A wave of helplessness swept through her.
She couldn’t just outright tell him that there was no chance. She couldn’t even hint that hope was slipping away.
What she hadn’t expected was that, to her “electronic pet,” that online persona of hers — which didn’t even exist in the real world — had become a mental crutch.
Before she could ask him to give up on that persona, she had to do one thing:
She had to help him fall in love with someone in real life — not her online alter ego, but a real, tangible person. At the very least, she needed to give him a new emotional anchor, so that fictional version of her wouldn’t be all he had left.

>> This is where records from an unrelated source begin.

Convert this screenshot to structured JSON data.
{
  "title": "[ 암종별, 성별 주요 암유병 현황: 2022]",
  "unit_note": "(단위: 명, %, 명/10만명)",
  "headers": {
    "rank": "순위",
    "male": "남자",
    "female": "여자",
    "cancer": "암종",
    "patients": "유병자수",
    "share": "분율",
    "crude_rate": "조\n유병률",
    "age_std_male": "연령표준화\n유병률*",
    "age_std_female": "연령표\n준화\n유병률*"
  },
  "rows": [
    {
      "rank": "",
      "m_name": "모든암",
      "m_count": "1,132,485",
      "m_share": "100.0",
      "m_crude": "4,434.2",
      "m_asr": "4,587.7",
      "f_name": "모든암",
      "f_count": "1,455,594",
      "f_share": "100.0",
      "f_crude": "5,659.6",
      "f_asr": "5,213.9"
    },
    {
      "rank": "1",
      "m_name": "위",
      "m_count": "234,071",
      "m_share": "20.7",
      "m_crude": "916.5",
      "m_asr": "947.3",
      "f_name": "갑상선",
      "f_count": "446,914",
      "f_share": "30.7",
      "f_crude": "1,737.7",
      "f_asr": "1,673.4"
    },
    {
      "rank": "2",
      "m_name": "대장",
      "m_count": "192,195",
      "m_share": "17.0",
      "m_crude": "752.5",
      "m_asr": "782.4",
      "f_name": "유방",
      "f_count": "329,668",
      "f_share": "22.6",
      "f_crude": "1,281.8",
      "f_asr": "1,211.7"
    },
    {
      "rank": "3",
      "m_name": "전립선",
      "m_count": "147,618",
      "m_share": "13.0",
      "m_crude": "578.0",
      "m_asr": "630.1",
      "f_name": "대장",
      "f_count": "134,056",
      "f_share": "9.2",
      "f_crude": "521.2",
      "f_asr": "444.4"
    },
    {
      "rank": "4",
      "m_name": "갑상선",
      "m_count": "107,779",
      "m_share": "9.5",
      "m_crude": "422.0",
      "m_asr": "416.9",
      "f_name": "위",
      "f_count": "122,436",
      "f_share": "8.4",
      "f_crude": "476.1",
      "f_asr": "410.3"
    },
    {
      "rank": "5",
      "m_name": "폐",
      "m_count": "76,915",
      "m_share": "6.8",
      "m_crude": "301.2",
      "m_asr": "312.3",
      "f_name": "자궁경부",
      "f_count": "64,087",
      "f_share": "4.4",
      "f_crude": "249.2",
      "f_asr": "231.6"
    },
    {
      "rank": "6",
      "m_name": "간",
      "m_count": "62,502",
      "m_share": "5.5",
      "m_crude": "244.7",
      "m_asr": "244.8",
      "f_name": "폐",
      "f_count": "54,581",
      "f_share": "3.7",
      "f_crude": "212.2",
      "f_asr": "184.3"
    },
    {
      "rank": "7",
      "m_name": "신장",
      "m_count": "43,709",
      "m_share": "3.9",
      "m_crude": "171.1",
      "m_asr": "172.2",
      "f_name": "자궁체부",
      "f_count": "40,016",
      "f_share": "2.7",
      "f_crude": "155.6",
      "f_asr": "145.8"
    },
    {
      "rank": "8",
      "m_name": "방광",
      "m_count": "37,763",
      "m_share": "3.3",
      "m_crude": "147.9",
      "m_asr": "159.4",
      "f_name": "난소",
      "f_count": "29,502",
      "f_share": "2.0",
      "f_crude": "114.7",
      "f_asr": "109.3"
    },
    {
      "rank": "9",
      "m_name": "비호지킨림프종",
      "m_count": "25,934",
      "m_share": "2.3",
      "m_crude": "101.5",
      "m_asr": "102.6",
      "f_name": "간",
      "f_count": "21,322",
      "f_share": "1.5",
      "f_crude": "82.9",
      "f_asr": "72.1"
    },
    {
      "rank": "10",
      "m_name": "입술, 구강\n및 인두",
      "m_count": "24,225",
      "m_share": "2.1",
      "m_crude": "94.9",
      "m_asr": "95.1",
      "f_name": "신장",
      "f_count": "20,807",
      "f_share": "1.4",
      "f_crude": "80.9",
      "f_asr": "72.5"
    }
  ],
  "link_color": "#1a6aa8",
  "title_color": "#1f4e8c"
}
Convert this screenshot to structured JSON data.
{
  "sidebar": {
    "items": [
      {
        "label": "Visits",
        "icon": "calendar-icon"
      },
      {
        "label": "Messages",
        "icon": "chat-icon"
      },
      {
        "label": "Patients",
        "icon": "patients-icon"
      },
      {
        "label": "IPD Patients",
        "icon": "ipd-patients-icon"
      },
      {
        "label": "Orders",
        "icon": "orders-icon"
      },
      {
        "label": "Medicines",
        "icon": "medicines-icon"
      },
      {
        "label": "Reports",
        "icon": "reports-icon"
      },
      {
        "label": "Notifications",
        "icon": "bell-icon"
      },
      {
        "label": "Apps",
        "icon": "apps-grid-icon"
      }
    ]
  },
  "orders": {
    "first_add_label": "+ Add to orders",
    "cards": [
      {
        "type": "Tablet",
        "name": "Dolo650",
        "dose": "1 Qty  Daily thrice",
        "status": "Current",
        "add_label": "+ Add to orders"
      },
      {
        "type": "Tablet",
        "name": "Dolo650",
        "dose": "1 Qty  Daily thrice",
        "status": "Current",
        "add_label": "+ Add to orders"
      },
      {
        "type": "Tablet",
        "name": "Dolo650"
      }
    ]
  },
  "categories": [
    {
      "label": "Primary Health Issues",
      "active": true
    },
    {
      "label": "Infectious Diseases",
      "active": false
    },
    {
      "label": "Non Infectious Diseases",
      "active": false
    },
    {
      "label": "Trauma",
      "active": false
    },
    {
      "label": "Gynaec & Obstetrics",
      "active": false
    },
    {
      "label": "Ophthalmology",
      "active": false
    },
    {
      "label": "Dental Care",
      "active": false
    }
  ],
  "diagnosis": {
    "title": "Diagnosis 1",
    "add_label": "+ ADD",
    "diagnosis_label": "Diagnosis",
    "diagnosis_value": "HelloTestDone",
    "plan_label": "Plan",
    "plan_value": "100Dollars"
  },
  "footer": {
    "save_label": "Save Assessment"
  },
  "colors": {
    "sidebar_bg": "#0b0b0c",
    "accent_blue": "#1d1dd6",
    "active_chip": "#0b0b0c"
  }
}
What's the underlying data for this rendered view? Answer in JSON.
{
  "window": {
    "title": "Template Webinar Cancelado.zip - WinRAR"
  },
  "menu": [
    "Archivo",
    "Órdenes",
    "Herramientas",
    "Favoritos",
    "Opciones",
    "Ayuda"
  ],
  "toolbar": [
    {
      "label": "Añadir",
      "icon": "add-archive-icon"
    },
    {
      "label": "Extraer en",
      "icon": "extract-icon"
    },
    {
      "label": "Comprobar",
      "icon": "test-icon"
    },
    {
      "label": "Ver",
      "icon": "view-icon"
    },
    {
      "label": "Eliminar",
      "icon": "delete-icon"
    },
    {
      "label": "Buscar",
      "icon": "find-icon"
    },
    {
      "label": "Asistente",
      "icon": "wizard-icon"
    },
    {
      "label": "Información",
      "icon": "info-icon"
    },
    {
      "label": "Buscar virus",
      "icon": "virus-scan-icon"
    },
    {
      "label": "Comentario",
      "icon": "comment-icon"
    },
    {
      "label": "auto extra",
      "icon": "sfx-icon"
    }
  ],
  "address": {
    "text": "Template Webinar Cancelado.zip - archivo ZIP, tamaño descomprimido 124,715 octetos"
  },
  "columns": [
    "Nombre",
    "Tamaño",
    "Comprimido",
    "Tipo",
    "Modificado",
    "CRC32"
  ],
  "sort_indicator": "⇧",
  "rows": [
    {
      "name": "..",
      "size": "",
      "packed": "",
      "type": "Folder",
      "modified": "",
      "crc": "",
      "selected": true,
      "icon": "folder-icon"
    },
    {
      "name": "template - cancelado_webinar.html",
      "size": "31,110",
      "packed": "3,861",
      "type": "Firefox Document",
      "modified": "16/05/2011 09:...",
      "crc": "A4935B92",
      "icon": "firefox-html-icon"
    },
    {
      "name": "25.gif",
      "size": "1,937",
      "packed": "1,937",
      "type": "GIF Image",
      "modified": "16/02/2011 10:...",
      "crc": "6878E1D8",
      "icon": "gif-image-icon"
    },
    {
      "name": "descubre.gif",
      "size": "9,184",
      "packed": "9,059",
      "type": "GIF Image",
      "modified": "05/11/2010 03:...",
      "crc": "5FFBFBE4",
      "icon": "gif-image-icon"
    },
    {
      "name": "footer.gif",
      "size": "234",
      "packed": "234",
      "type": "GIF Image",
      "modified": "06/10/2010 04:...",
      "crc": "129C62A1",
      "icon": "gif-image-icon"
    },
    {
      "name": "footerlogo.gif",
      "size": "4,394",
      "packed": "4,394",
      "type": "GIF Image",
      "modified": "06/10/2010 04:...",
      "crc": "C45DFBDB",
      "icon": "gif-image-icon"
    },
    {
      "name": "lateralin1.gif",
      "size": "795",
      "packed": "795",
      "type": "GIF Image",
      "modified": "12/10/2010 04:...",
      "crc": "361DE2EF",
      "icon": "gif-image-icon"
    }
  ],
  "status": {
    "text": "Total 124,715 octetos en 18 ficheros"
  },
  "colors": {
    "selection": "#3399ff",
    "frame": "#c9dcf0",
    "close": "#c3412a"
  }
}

Ye Qingchang winced, half from emotional pain and half from the very real throb on her forehead.
But how was she supposed to help someone fall in love with reality?
Then, it hit her.
The romance quest she’d been assigned — she still had that.
This… this could actually work.
She didn’t need to make him truly fall for her. She just needed to create a counterbalance — something to replace or even compete with his infatuation for her virtual self.
And she still had her role as the literature club president to fall back on.
Her expression shifted.
There was only one problem: she’d never pursued anyone before.
She had no idea how to make someone fall in love with her.
She shook her head, put her glasses back on, and slapped her cheeks to refocus.
No big deal. If I could make that guy fall head over heels for my online persona, I can definitely do it again. I mean, this face isn’t bad either.
After a moment of hesitation, she picked up her phone and recorded a voice message.
This time, she’d use her real identity — and her self-appointed role as his mentor in love — to slowly teach him how to love.
And to teach him how to love her.
“Do you have time today? Your master is ready to impart the secrets of love.”